Grande presenza scenica è data dall’Acquedotto Claudio all’interno dell’attuale Parco degli Acquedotti nella campagna romana, che fa da sfondo ai discorsi del Marchese con un ufficiale francese prima che entrambi vengano fermati all’interno della carrozza, da un gruppo di facinorosi briganti.
La scena avviene davanti alle rovine della Chiesa di San Bonaventura a Canale Monterano, un piccolo paese di stampo rurale non distante dal Lago di Bracciano.

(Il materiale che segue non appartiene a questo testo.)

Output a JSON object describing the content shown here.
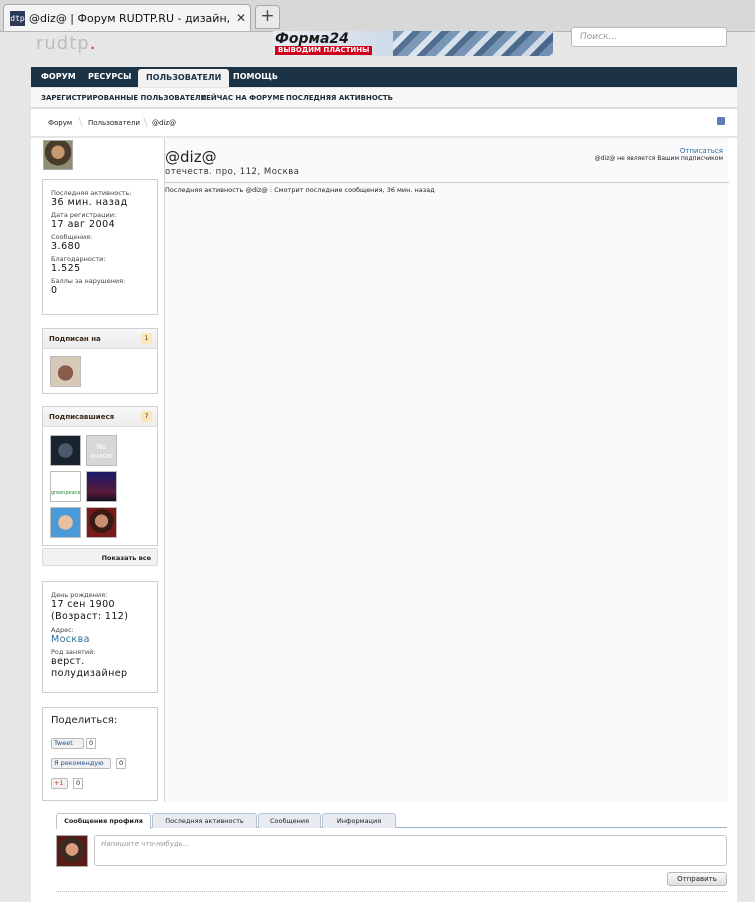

Il luogo sacro, diventato con il passare inesorabile del tempo un vero e proprio rudere, merita una visita perché è stato edificato su un progetto originale di Gian Lorenzo Bernini (l’artista che ha ideato il colonnato di San Pietro, le statue di Apollo e Dafne alla Galleria Borghese, l’Estasi di Santa Teresa, la fontana del Tritone in Piazza Barberini e la Barcaccia davanti la famosa scalinata di Piazza di Spagna solo per citarne alcuni).
Dalla campagna laziale ci spostiamo alla Città Eterna per parlare della residenza del marchese nel film.
Nonostante, nella finzione sembra essere situata in una strada residenziale di Roma (considerando naturalmente l’epoca) si tratta del celebre Palazzo Pfanner di Lucca, dimora nobiliare del secolo XVII mentre per le scene esterne si è fatto ricorso alla Casa dei Cavalieri di Rodi nella Capitale.
Altra location simbolo è quella del Teatro Sociale ad Amelia (provincia di Terni).
Qui si esibiva nella pellicola Olimpia, la bella cantante lirica di origini francesi, scandalo in una Roma ancora abituata ad ascoltare solo le voci maschili.
Oltre ai palazzi, si è optato per esigenze di copione anche ai Casali, come quello della Civita nella campagne presso Tarquinia (Viterbo) e quello di via delle Pietrischi a Manziana (provincia di Roma).
Quest’ultimo, per la sua posizione strategica ed isolata sui Monti Sabatini, è stato spesso utilizzato dal cinema italiano per ricreare al meglio l’atmosfera rurale di una certa epoca del lontano Ottocento.
Concludiamo il nostro tour nei luoghi de Il Marchese del Grillo con due tappe fondamentali.
La prima è il Lago di Vico, specchio d’acqua di origine vulcanica, patrimonio dell’omonima riserva naturale e per esigenze di scenografia sfondo ideale dell’incontro tra il protagonista e l’esercito francese in discesa sulla Penisola.
La seconda ha a che fare invece con la scena più famosa del film.
Quella del lancio delle monete bollenti ai poveri mendicanti, con il marchese che si fa beffa di loro dall’alto.
Ebbene, tutto il momento è stato ripreso nella bellissima Villa Grazioli a Grottaferrata.
E con le immagini di questa suggestiva dimora immersa nel verde, lasciamo che il film scorra verso i titoli di coda con la frase che ha caratterizzato da sempre la vita di Alberto Sordi, forse l’attore che più di altri è riuscito a far apprezzare il nostro cinema in tutto il mondo.
“La nostra realtà è tragica solo per un quarto: il resto è comico. Perché alla fine si può ridere su quasi tutto!”